To download and install the T34 loader, this campaign leveraged an Open Redirect URL, the Keitaro traffic distribution system (TDS), remote configuration data and four distinct files, including two .URL files, a downloader PE file, the Snow crypter, and the T34 Loader DLL.  Of note, the Snow crypter was developed by former members of the Trickbot/Conti syndicate (aka ITG23), suggesting a relationship between threat actors developing or using T34 Loader and ITG23.

Figure 11: Hive0137 email with a malicious URL commencing an elaborate execution chain. Source: X-Force

Figure 12: Hive0137 campaign using a complex execution chain to deliver the final payload.

2024 outlook: Campaigns to anticipate

Moving forward in 2024, X-Force anticipates email spam distributors will continue to adopt new tactics, techniques, and procedures (TTPs) to bypass security solutions and network defenses and convince users to execute email attachments and links. In particular:

  • Threat actors will continue to use URLs within emails and PDF attachments to commence execution chains. An email with a PDF attachment looks far less suspicious than an email with a disk image. Threat actors understand this and will use these methods to get past the first line of defense.
  • Email distributors will increasingly embrace artificial intelligence and Large Language Models (LLMs) to create more convincing email content that pushes users to click on links or execute attachments.  Spam emails can often be spotted quickly if they use poor grammar, broken English, or simplistic messages. This will change as actors leverage AI to help them create professional and polished emails.
  • Increasingly complex infection chains with multiple stages will also likely increase. Already there are regular email campaigns that make use of multiple stages before delivering the final payload, with the goal of deflecting security researchers and sandboxes and minimizing behavior to pass through security defenses. Attackers will likely turn to unusual file types to support these execution chains, such as .URL attachments or script files e.g. Javascript or batch files.

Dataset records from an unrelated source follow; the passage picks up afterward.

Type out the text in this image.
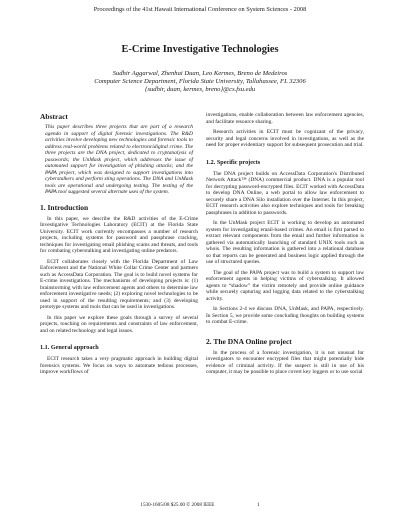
Proceedings of the 41st Hawaii International Conference on System Sciences - 2008
E-Crime Investigative Technologies
Sudhir Aggarwal, Zhenhai Duan, Leo Kermes, Breno de Medeiros
Computer Science Department, Florida State University, Tallahassee, FL 32306
{sudhir, duan, kermes, breno}@cs.fsu.edu
Abstract
This paper describes three projects that are part of a research agenda in support of digital forensic investigations. The R&D activities involve developing new technologies and forensic tools to address real-world problems related to electroncidigital crime. The three projects are the DNA project, dedicated to cryptanalysis of passwords; the UnMask project, which addresses the issue of automated support for investigation of phishing attacks; and the PAPA project, which was designed to support investigations into cyberstalkers and perform sting operations. The DNA and UnMask tools are operational and undergoing testing. The testing of the PAPA tool suggested several alternate uses of the system.
1. Introduction

In this paper, we describe the R&D activities of the E-Crime Investigative Technologies Laboratory (ECIT) at the Florida State University. ECIT work currently encompasses a number of research projects, including systems for password and passphrase cracking, techniques for investigating email phishing scams and threats, and tools for combating cyberstalking and investigating online predators.

ECIT collaborates closely with the Florida Department of Law Enforcement and the National White Collar Crime Center and partners such as AccessData Corporation. The goal is to build novel systems for E-crime investigations. The mechanisms of developing projects is: (1) brainstorming with law enforcement agents and others to determine law enforcement investigative needs; (2) exploring novel technologies to be used in support of the resulting requirements; and (3) developing prototype systems and tools that can be used in investigations.

In this paper we explore these goals through a survey of several projects, touching on requirements and constraints of law enforcement, and on related technology and legal issues.

1.1. General approach

ECIT research takes a very pragmatic approach in building digital forensics systems. We focus on ways to automate tedious processes, improve workflows of

investigations, enable collaboration between law enforcement agencies, and facilitate resource sharing.

Research activities in ECIT must be cognizant of the privacy, security and legal concerns involved in investigations, as well as the need for proper evidentiary support for subsequent prosecution and trial.

1.2. Specific projects

The DNA project builds on AccessData Corporation's Distributed Network Attack™ (DNA) commercial product. DNA is a popular tool for decrypting password-encrypted files. ECIT worked with AccessData to develop DNA Online, a web portal to allow law enforcement to securely share a DNA Silo installation over the Internet. In this project, ECIT research activities also explore techniques and tools for breaking passphrases in addition to passwords.

In the UnMask project ECIT is working to develop an automated system for investigating email-based crimes. An email is first parsed to extract relevant components from the email and further information is gathered via automatically launching of standard UNIX tools such as whois. The resulting information is gathered into a relational database so that reports can be generated and business logic applied through the use of structured queries.

The goal of the PAPA project was to build a system to support law enforcement agents in helping victims of cyberstalking. It allowed agents to “shadow” the victim remotely and provide online guidance while securely capturing and logging data related to the cyberstalking activity.

In Sections 2-4 we discuss DNA, UnMask, and PAPA, respectively. In Section 5, we provide some concluding thoughts on building systems to combat E-crime.

2. The DNA Online project

In the process of a forensic investigation, it is not unusual for investigators to encounter encrypted files that might potentially hide evidence of criminal activity. If the suspect is still in use of his computer, it may be possible to place covert key loggers or to use social

1530-1605/08 $25.00 © 2008 IEEE	1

Good cyber-hygiene will continue to play a critical role in preventing the success of email-based attacks e.g., regularly updating and patching applications, ensuring anti-virus software and associated files are working and up to date, and maintaining vigilance for any suspicious activity.

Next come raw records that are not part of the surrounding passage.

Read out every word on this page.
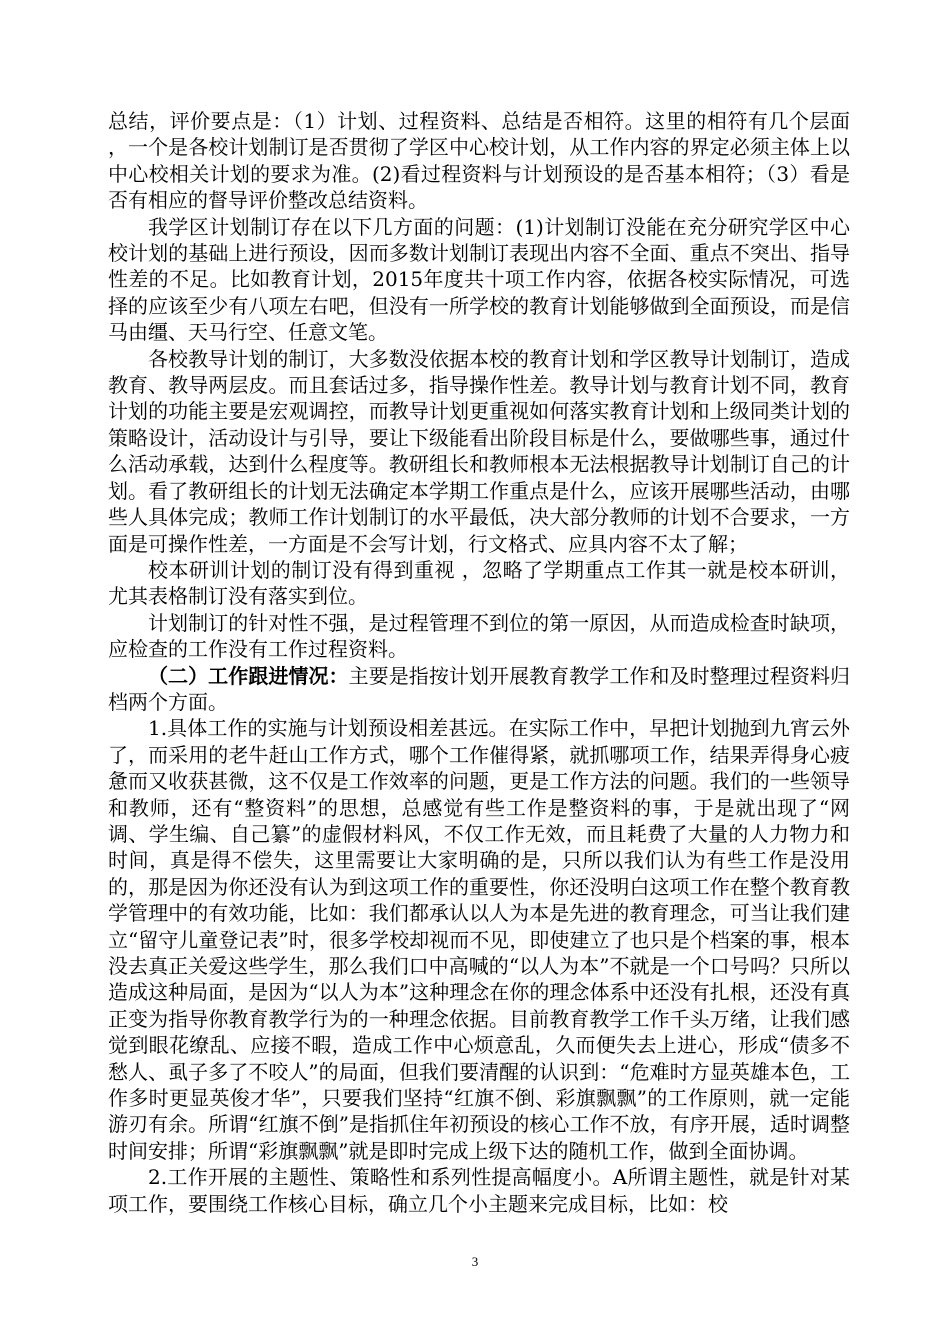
总结，评价要点是：（1）计划、过程资料、总结是否相符。这里的相符有几个层面 ，一个是各校计划制订是否贯彻了学区中心校计划，从工作内容的界定必须主体上以中心校相关计划的要求为准。(2)看过程资料与计划预设的是否基本相符；（3）看是否有相应的督导评价整改总结资料。

我学区计划制订存在以下几方面的问题：(1)计划制订没能在充分研究学区中心校计划的基础上进行预设，因而多数计划制订表现出内容不全面、重点不突出、指导性差的不足。比如教育计划，2015年度共十项工作内容，依据各校实际情况，可选择的应该至少有八项左右吧，但没有一所学校的教育计划能够做到全面预设，而是信马由缰、天马行空、任意文笔。

各校教导计划的制订，大多数没依据本校的教育计划和学区教导计划制订，造成教育、教导两层皮。而且套话过多，指导操作性差。教导计划与教育计划不同，教育计划的功能主要是宏观调控，而教导计划更重视如何落实教育计划和上级同类计划的策略设计，活动设计与引导，要让下级能看出阶段目标是什么，要做哪些事，通过什么活动承载，达到什么程度等。教研组长和教师根本无法根据教导计划制订自己的计划。看了教研组长的计划无法确定本学期工作重点是什么，应该开展哪些活动，由哪些人具体完成；教师工作计划制订的水平最低，决大部分教师的计划不合要求，一方面是可操作性差，一方面是不会写计划，行文格式、应具内容不太了解；

校本研训计划的制订没有得到重视 ，忽略了学期重点工作其一就是校本研训，尤其表格制订没有落实到位。

计划制订的针对性不强，是过程管理不到位的第一原因，从而造成检查时缺项，应检查的工作没有工作过程资料。

（二）工作跟进情况：主要是指按计划开展教育教学工作和及时整理过程资料归档两个方面。

1.具体工作的实施与计划预设相差甚远。在实际工作中，早把计划抛到九宵云外了，而采用的老牛赶山工作方式，哪个工作催得紧，就抓哪项工作，结果弄得身心疲惫而又收获甚微，这不仅是工作效率的问题，更是工作方法的问题。我们的一些领导和教师，还有“整资料”的思想，总感觉有些工作是整资料的事，于是就出现了“网调、学生编、自己纂”的虚假材料风，不仅工作无效，而且耗费了大量的人力物力和时间，真是得不偿失，这里需要让大家明确的是，只所以我们认为有些工作是没用的，那是因为你还没有认为到这项工作的重要性，你还没明白这项工作在整个教育教学管理中的有效功能，比如：我们都承认以人为本是先进的教育理念，可当让我们建立“留守儿童登记表”时，很多学校却视而不见，即使建立了也只是个档案的事，根本没去真正关爱这些学生，那么我们口中高喊的“以人为本”不就是一个口号吗？只所以造成这种局面，是因为“以人为本”这种理念在你的理念体系中还没有扎根，还没有真正变为指导你教育教学行为的一种理念依据。目前教育教学工作千头万绪，让我们感觉到眼花缭乱、应接不暇，造成工作中心烦意乱，久而便失去上进心，形成“债多不愁人、虱子多了不咬人”的局面，但我们要清醒的认识到：“危难时方显英雄本色，工作多时更显英俊才华”，只要我们坚持“红旗不倒、彩旗飘飘”的工作原则，就一定能游刃有余。所谓“红旗不倒”是指抓住年初预设的核心工作不放，有序开展，适时调整时间安排；所谓“彩旗飘飘”就是即时完成上级下达的随机工作，做到全面协调。

2.工作开展的主题性、策略性和系列性提高幅度小。A所谓主题性，就是针对某项工作，要围绕工作核心目标，确立几个小主题来完成目标，比如：校

3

Organizations should also train users to exercise extreme caution with email links and PDF attachments and to refrain from executing unusual file types that they may have never seen before or trigger their sixth sense that something is wrong, e.g. .URL attachments or script files. To limit the danger from script files, organizations should also consider changing the default application for Javascript/JScript/VBScript files to Notepad.

Policy and procedure changes in the form of multi-factor authentication implementation, monitoring for leaked enterprise credentials and review of policies for disk image auto-mounting can also help mitigate the risk of email spam attacks.